Rocco: They’re about rights. Governments in the United States define individual rights and freedoms from government intervention—classic liberal rights. For many years now, particularly since the mid-20th century, a constellation of individual rights and freedoms has been developing in American life through the federal court system—civil rights, women’s rights, rights for gay people, and so on.
These new laws call that constellation of rights and freedoms into question. Legislatures are enacting the laws, in many cases, along with efforts to restrict political rights, such as with new restrictions on voting in states like Texas—as well as social rights, the benefits a government determines a citizen is entitled to, such as Medicaid or state-financed medical treatments. Across all of these areas, there’s a contest over what kinds of rights and benefits being a citizen entitles you to.
Bluhm: What are the main factors driving this contest?
Rocco: The structure of political parties is a big part of it. In the 19th century and the first half of the 20th, you never had parties based on mass membership in the United States, as you did in Europe; you had parties that were more locally organized and hierarchical.

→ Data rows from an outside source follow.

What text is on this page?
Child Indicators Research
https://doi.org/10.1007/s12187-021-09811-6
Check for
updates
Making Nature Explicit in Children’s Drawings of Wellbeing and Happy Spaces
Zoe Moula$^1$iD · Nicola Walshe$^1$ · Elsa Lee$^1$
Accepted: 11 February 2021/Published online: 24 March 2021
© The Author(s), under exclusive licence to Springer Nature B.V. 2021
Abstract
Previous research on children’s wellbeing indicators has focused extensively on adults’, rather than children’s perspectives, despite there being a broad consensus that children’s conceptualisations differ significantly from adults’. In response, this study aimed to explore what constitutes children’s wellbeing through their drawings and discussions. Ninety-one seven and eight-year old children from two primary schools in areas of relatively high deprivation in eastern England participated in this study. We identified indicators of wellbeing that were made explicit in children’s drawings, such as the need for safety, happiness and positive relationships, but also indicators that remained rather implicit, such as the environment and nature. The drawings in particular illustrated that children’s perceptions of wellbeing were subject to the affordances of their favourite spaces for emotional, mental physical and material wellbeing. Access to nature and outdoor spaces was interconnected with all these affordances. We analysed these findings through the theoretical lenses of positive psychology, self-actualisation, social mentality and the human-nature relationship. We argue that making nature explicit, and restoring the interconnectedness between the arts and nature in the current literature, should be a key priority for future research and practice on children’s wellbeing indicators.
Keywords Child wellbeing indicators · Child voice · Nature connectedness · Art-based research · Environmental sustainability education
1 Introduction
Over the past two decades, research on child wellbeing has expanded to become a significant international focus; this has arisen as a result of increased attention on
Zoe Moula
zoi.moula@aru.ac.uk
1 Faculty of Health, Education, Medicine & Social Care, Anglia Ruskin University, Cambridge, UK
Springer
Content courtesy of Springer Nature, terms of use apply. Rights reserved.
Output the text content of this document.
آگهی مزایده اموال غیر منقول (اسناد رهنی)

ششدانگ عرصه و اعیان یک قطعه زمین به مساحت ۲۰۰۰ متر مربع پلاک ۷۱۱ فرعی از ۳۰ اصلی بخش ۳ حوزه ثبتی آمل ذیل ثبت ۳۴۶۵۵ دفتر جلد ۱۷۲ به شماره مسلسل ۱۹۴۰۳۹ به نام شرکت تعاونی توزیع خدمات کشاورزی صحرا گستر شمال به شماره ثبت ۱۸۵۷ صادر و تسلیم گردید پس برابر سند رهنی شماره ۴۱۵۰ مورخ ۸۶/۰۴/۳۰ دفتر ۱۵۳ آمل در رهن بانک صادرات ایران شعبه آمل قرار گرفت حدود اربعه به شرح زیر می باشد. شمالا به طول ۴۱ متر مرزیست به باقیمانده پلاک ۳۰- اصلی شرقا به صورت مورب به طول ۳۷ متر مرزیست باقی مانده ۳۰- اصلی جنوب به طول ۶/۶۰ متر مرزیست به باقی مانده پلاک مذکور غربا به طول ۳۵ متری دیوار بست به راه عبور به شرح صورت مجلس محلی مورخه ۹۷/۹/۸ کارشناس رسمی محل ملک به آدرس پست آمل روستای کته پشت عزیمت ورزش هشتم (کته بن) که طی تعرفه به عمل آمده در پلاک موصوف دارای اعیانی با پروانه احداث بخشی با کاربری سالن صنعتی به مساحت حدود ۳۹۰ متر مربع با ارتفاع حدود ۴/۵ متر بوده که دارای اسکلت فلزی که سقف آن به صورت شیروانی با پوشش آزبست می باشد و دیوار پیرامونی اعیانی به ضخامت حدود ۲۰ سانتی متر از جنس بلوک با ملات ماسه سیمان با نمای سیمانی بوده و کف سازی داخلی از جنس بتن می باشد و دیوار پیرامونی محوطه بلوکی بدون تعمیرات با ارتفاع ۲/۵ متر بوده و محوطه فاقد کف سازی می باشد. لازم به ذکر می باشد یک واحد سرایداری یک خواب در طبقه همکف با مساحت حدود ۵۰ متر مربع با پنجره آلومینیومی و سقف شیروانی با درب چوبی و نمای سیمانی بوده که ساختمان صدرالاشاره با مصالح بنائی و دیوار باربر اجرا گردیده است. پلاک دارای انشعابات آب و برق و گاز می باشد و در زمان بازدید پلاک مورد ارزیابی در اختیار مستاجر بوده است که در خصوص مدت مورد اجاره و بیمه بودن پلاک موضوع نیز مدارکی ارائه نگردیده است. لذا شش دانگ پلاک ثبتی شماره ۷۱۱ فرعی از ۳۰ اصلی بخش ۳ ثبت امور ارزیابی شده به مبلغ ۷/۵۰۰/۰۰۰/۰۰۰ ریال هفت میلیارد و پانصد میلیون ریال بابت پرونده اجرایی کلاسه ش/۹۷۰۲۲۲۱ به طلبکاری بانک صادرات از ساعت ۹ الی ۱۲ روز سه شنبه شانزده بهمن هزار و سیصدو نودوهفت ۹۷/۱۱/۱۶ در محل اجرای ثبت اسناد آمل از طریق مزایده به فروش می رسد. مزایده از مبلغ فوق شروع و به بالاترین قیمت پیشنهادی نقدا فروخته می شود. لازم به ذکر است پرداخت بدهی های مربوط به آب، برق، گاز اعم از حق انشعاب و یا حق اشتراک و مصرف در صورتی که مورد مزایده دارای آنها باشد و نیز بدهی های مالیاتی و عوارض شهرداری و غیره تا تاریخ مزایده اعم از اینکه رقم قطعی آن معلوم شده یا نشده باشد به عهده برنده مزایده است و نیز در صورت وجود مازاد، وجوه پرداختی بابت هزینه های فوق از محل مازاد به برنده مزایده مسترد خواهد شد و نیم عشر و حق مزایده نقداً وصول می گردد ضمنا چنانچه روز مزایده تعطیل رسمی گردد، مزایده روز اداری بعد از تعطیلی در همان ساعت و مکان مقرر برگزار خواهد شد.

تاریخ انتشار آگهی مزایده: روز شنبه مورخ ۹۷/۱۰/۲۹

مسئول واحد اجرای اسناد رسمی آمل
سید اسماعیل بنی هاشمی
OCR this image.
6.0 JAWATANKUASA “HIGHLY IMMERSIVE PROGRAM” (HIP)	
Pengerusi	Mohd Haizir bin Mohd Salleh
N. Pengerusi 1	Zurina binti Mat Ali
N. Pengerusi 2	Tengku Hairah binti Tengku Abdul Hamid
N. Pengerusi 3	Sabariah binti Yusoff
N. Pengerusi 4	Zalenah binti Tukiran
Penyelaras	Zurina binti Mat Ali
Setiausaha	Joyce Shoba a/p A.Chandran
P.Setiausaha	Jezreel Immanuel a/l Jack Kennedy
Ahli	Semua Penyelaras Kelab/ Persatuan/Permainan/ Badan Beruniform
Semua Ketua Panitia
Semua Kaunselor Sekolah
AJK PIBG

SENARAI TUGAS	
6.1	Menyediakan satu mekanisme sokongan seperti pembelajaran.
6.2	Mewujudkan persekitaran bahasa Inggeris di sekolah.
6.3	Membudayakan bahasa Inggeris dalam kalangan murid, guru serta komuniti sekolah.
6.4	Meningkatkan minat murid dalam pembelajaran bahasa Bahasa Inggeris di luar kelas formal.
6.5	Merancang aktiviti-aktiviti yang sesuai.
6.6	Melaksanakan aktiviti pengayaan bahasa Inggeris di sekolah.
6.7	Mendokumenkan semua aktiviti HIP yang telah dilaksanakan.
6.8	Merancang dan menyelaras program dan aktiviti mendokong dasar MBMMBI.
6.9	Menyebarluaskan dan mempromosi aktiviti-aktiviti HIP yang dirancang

Now you have parties still without mass bases but less hierarchical locally and connected through a set of networks nationally. That creates a new structure for how ideas get turned into policy. At the state level, the organizations driving policy aren’t traditional Republican organizations—economic interests, chambers of commerce, Rotary clubs—but sophisticated ideological actors who aren’t after the economic benefits the traditional organizations looked to gain from public policy.
They’re not purely after electoral success, either. For these newer organizations, the value of winning or losing an election can sometimes be less than the value of responding to the interests of their key stakeholders—ideological allies and donors.